Slice
2018
Slice è un film del 2018, diretto da Austin Vesely.
A pensarci bene le cazzate sono un po’ come un bel trancio di pizza fumante, gustoso, fragrante e furbescamente progettato per non saziare mai. Perciò, da questo punto di vista, Slice non evoca soltanto nel proprio nominativo la suddetta carboidratica fetta ghiotta a grandi e piccini, ma ne incorpora appieno la natura di alimento ipercalorico e laidamente trivial-popolare, costituendosi come una goliardata cinematografica demenzialmente trash e appositamente apparecchiata per cervelli in formalina avviati al più sincero svacco. Preso necessariamente atto della sua delirante ossatura, la horror comedy irriverentemente imbastita e filmata dall’esordiente Austin Vesely, pur mantenendosi pesantemente radicata nella vaccaggine più assoluta, finisce curiosamente per divertire, non fosse che per la totale mancanza del ben che minimo briciolo di coerenza e seriosità che, uniti a una veste grafica estremamente eterogenea debitrice ancora una volta dell’immancabile mood anni ’80, costituiscono gli ingredienti tutto sommato riusciti di un bislacco minestrone audiovisivo da consumarsi tutto d’un fiato con il solo rischio di qualche sporadica indigestione.
Giocando abilmente fin dal titolo con slang, turpiloqui e capriole grammaticali da pura screwball comedy casereccia 3.0 – dove per l’appunto Slice si riferisce tanto al suddetto trancio di pizza quanto al mortal fendente d’ordinanza degli slasher movie –, la paccottiglia visiva concepita da Vesely ci proietta nelle rocambolesche disavventure di un gruppo di impavidi fancazzisti a stelle e strisce (tra cui spiccano in prima linea il rapper Chance The Rapper, l’irriverente Zazie Beets e il delirante Hannibal Buress) intenti a indagare maldestramente sulle strane ed inquietanti morti di un folto gruppo di fattorini, orribilmente uccisi durante la solita consegna serale di pizze a domicilio. Ma chi è il vero responsabile di questi atroci delitti? Vampiri? Lupi mannari forse? Oppure qualche morto vivente particolarmente inquieto? Saranno i nostri eroi con parecchie macchie (di unto) e altrettanta paura a dover dipanare il mistero, cercando il più possibile di non farsela letteralmente addosso nel mezzo di situazioni tanto surreali e grottesche da mettere a dura prova la proverbiale sospensione d’incredulità spettatoriale. Intendiamoci: se fosse capitato fra le pazze grinfie di uno come Kevin Smith Slice avrebbe certamente potuto acquisire ben altro spessore. Invece, tra le dita ancora forse troppo inesperte e frementi di Austin Vesely, esso non può andare oltre a un intrattenimento di serie Z profondamente intriso del profumo parodistico dei vari Scary Movie e American Pie ma faticosamente arrancante nel mantenere il tutto coeso fino ai titoli di coda.
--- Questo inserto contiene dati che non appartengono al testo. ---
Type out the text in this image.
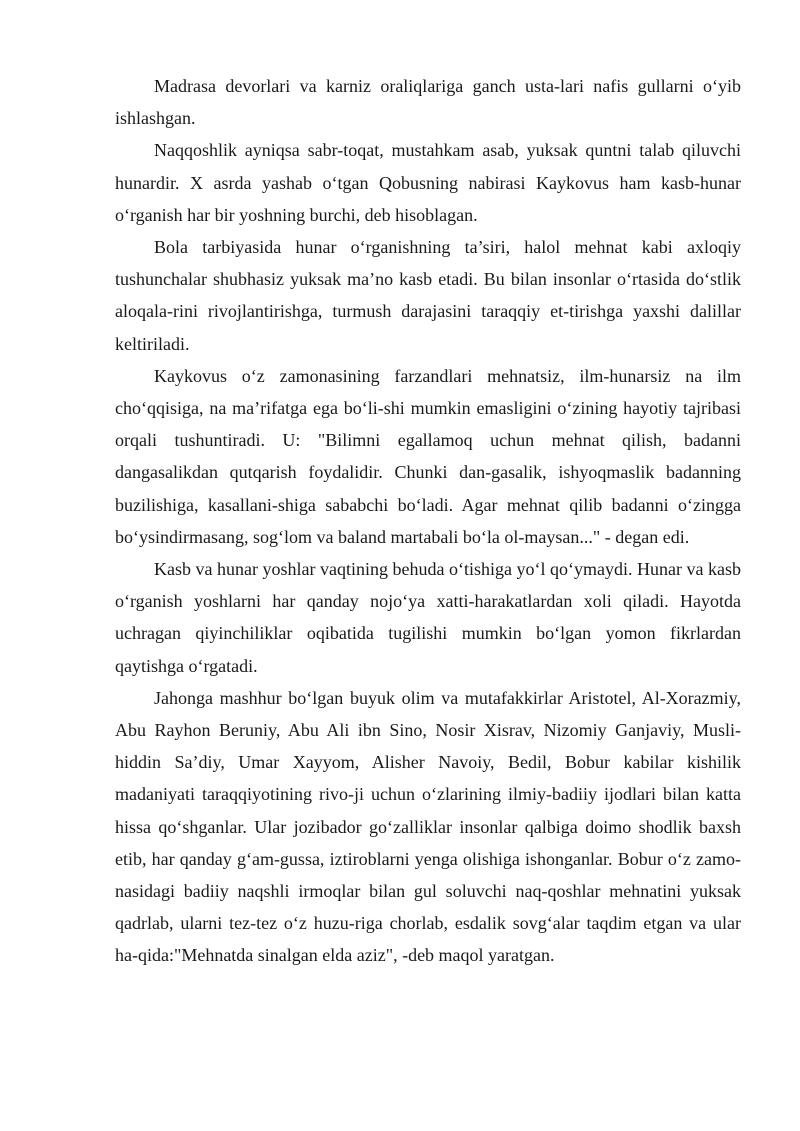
Madrasa devorlari va karniz oraliqlariga ganch usta-lari nafis gullarni o‘yib ishlashgan.

Naqqoshlik ayniqsa sabr-toqat, mustahkam asab, yuksak quntni talab qiluvchi hunardir. X asrda yashab o‘tgan Qobusning nabirasi Kaykovus ham kasb-hunar o‘rganish har bir yoshning burchi, deb hisoblagan.

Bola tarbiyasida hunar o‘rganishning ta’siri, halol mehnat kabi axloqiy tushunchalar shubhasiz yuksak ma’no kasb etadi. Bu bilan insonlar o‘rtasida do‘stlik aloqala-rini rivojlantirishga, turmush darajasini taraqqiy et-tirishga yaxshi dalillar keltiriladi.

Kaykovus o‘z zamonasining farzandlari mehnatsiz, ilm-hunarsiz na ilm cho‘qqisiga, na ma’rifatga ega bo‘li-shi mumkin emasligini o‘zining hayotiy tajribasi orqali tushuntiradi. U: "Bilimni egallamoq uchun mehnat qilish, badanni dangasalikdan qutqarish foydalidir. Chunki dan-gasalik, ishyoqmaslik badanning buzilishiga, kasallani-shiga sababchi bo‘ladi. Agar mehnat qilib badanni o‘zingga bo‘ysindirmasang, sog‘lom va baland martabali bo‘la ol-maysan..." - degan edi.

Kasb va hunar yoshlar vaqtining behuda o‘tishiga yo‘l qo‘ymaydi. Hunar va kasb o‘rganish yoshlarni har qanday nojo‘ya xatti-harakatlardan xoli qiladi. Hayotda uchragan qiyinchiliklar oqibatida tugilishi mumkin bo‘lgan yomon fikrlardan qaytishga o‘rgatadi.

Jahonga mashhur bo‘lgan buyuk olim va mutafakkirlar Aristotel, Al-Xorazmiy, Abu Rayhon Beruniy, Abu Ali ibn Sino, Nosir Xisrav, Nizomiy Ganjaviy, Musli-hiddin Sa’diy, Umar Xayyom, Alisher Navoiy, Bedil, Bobur kabilar kishilik madaniyati taraqqiyotining rivo-ji uchun o‘zlarining ilmiy-badiiy ijodlari bilan katta hissa qo‘shganlar. Ular jozibador go‘zalliklar insonlar qalbiga doimo shodlik baxsh etib, har qanday g‘am-gussa, iztiroblarni yenga olishiga ishonganlar. Bobur o‘z zamo-nasidagi badiiy naqshli irmoqlar bilan gul soluvchi naq-qoshlar mehnatini yuksak qadrlab, ularni tez-tez o‘z huzu-riga chorlab, esdalik sovg‘alar taqdim etgan va ular ha-qida:"Mehnatda sinalgan elda aziz", -deb maqol yaratgan.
Certo, non si può che ridere – anzi, forse solo ridacchiare – alle battutacce d’infimo ordine che fuoriescono profusamente dalle bocche di tre quarti dei personaggi, così come la ratatouille di live action, animazione fumettistica ed estetica da videoclip anni ’90 regge bene almeno fino allo scadere della prima mezz’oretta, finendo poi, a lungo andare, per risultare fastidiosamente stucchevole e, a tratti, persino inutile. Già bastano le sconclusionate e volutamente incredibili trovate narrative in stile Peter Jackson dei primordi a destabilizzare a sufficienza l’orientamento del buon guardone, quest’ultimo disposto a sorbirsi praticamente di tutto una volta compresa l’aria ribelle e senza freni che tira alla base dell’intera operazione. Un soggetto del genere avrebbe certamente potuto solleticare a suo tempo gli appettiti filmici di gente come Burton, Zemeckis o il Carpenter più bambinesco, ma ai giorni nostri esso non può che apparire parecchio fuori tempo massimo e necessariamente votato allo sbracaggio più libero e selvaggio. Alla fine dei contri però Slice non può essere né glorificato né disprezzato più di tanto, poiché, nel corso dei suoi onesti ottantatré minuti di durata, riesce a ingolosire, tradire, intrattenere, divertire e annoiare senza soluzione di continuità, confermandosi come un tipico take away da consumarsi caldo per poi essere evacuato a fine visione senza alcun rischio di intasamento intestinale.